The Death of General Lyon

Time—3:59
Dave Para—guitar,vocal; Cathy Barton—mountain dulcimer,vocal; Bob Dyer—vocal; Dave Wilson—fiddle

Nathaniel Lyon, killed at the Battle of Wilson's Creek in August 1861, has the distinction of being the first general to die in the Civil War. A Connecticut Yankee and West Point graduate, Lyon served in the Mexican War. During the Kansas/Missouri Border War of the late 1850s he was stationed in eastern Kansas and developed a fanatical abolitionism and a bitter hatred of pro-slavery Missourians.

Lyon's meteoric Civil War career was marked by swift and bold action. He moved quickly in St. Louis to capture the 800 men at “Camp Jackson,” and a month later, angrily declared war on Missouri Gov. Claiborne Jackson's State Guard under the command of Gen. Sterling Price, despite Lincoln's assurance to Southerners in his first inaugural address that the North would not initiate aggression. This move put Jackson and Price on the run and prevented the early efficient organization of the State Militia.

Pursuing Jackson and Price, Lyon attacked them at Wilson's Creek near Springfield, but his forces, outnumbered two to one, were defeated and Lyon was shot twice before falling mortally wounded from his horse. After some confusion in retrieving Lyon's body from the field of battle, he was taken to St. Louis and then to Connecticut for burial. Several songs and eulogies paid tribute to his sacrifice and praised him for “saving Missouri.” Painter George Caleb Bingham honored him in 1867 with an equestrian portrait, which hung in the Missouri State Capitol until it was destroyed when the capitol burned in 1911. Since that time, however, others have argued that his brashness started an intra-state conflict that otherwise might not have happened.

This broadside was published by J.H. Johnson Co. in Philadelphia with no author or date listed, although we can assume it was composed not long after the event. Its northern authorship would explain the omission of a sense of Confederate victory in the battle, as Union press reports (the earliest to be published) described the battle as a Union victory. A discussion of this discrepancy is found in a new, excellent book, Wilson's Creek: The Second Battle of the Civil War and the Men Who Fought It, by William Piston and Richard Hatcher. The reference to Mississippi in the third verse is more puzzling as Piston and Hatcher make no reference to any regiments raised in MIssissippi fighting in the battle. The pro-Southern forces consisted of Confederates from Arkansas, Texas and Louisiana under Ben McCulloch, and the Missouri State Guard under Gen. Sterling Price. It was Price's men who largely faced Lyon's troops at Bloody Hill. Perhaps the fact that Missouri was not a Confederate state at the time of the battle made a substitution for the Mississippi reference more palatable to the song's author.

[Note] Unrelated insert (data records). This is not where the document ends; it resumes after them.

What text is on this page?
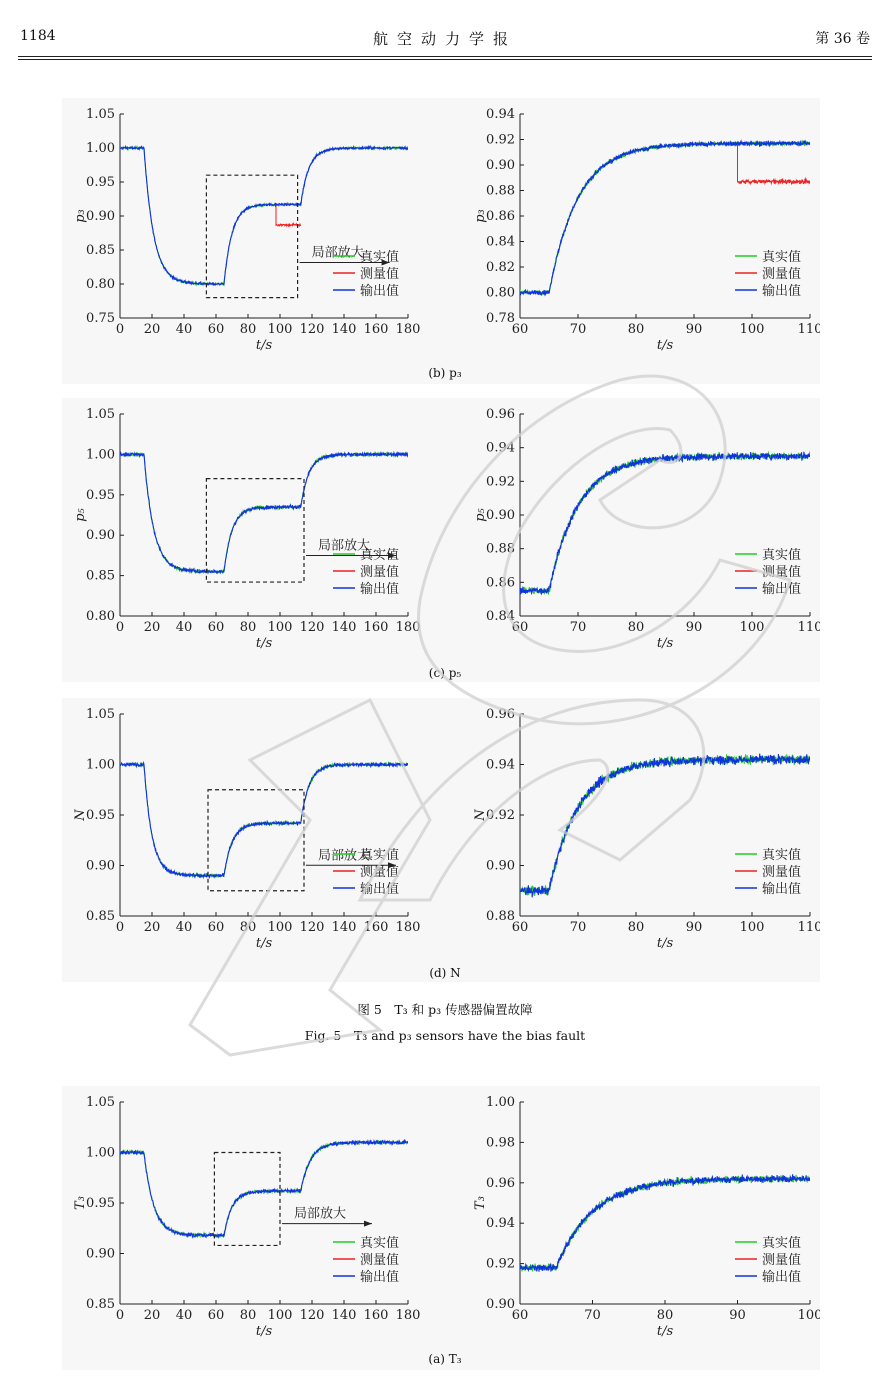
1184	航空动力学报	第 36 卷
0 20 40 60 80 100 120 140 160 180
0.75
0.80
0.85
0.90
0.95
1.00
1.05
t/s
p₃
局部放大
真实值
测量值
输出值
60	70	80	90	100	110
0.78
0.80
0.82
0.84
0.86
0.88
0.90
0.92
0.94
t/s
p₃
真实值
测量值
输出值
(b) p₃
0 20 40 60 80 100 120 140 160 180
0.80
0.85
0.90
0.95
1.00
1.05
t/s
p₅
局部放大
真实值
测量值
输出值
60	70	80	90	100	110
0.84
0.86
0.88
0.90
0.92
0.94
0.96
t/s
p₅
真实值
测量值
输出值
(c) p₅
0 20 40 60 80 100 120 140 160 180
0.85
0.90
0.95
1.00
1.05
t/s
N
局部放大
真实值
测量值
输出值
60	70	80	90	100	110
0.88
0.90
0.92
0.94
0.96
t/s
N
真实值
测量值
输出值
(d) N
图 5　T₃ 和 p₃ 传感器偏置故障
Fig. 5　T₃ and p₃ sensors have the bias fault
0 20 40 60 80 100 120 140 160 180
0.85
0.90
0.95
1.00
1.05
t/s
T₃
局部放大
真实值
测量值
输出值
60	70	80	90	100
0.90
0.92
0.94
0.96
0.98
1.00
t/s
T₃
真实值
测量值
输出值
(a) T₃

The song was written to the tune of "John Anderson, My Jo," a song sometimes credited to Robert Burns.

The wild dog sought his matted lair, the rattlesnake his hole,
For smoke and boom of heavy guns o'er Springfield's prairies rolled;
And swiftly rushed on Iowa's sons, and boldly Kansas pressed.
For they would meet a foe that day, these Soldiers of the West.

Long raged the fight near Wilson's Creek, and thick flew ball and shell;
Like tigers fought these frontier men, like wounded tigers fell;
Then Lyon cried, as he scanned their ranks, with sore odds now oppressed,
“We're here to die, but not to fly, my brave sons of the West.”

Three times the men of Iowa, and Kansas side by side,
Charged on a swaying host of foes, and checked the Southern tide;
Then Mississippi's pride recoiled—Arkansas and the rest—
Unable to withstand the shock of the Soldiers of the West.

A bullet from the sullen foe now entered Lyon's side;
In vain the dying hero, the fatal wound would hide;
With sorrow deep, bronzed hunters weep, sad thoughts their hearts distressed.
No more would Lyon lead them on to battle in the West.

When doubt and fear o'erhung the land, and treason filled the air,
Then Lyon chose his country's part, for her his sword did bear;
To her he gave his heart so brave, and all that he possessed,
And lastly, gave the life he loved on a prairie of the West.

The day will come, when North and South will live in peace again;
When men will drop the dented sword to reason with the pen;
Then many a tongue will breathe his name—a name among the best—
The man that led on Springfield's plain the Legions of the West.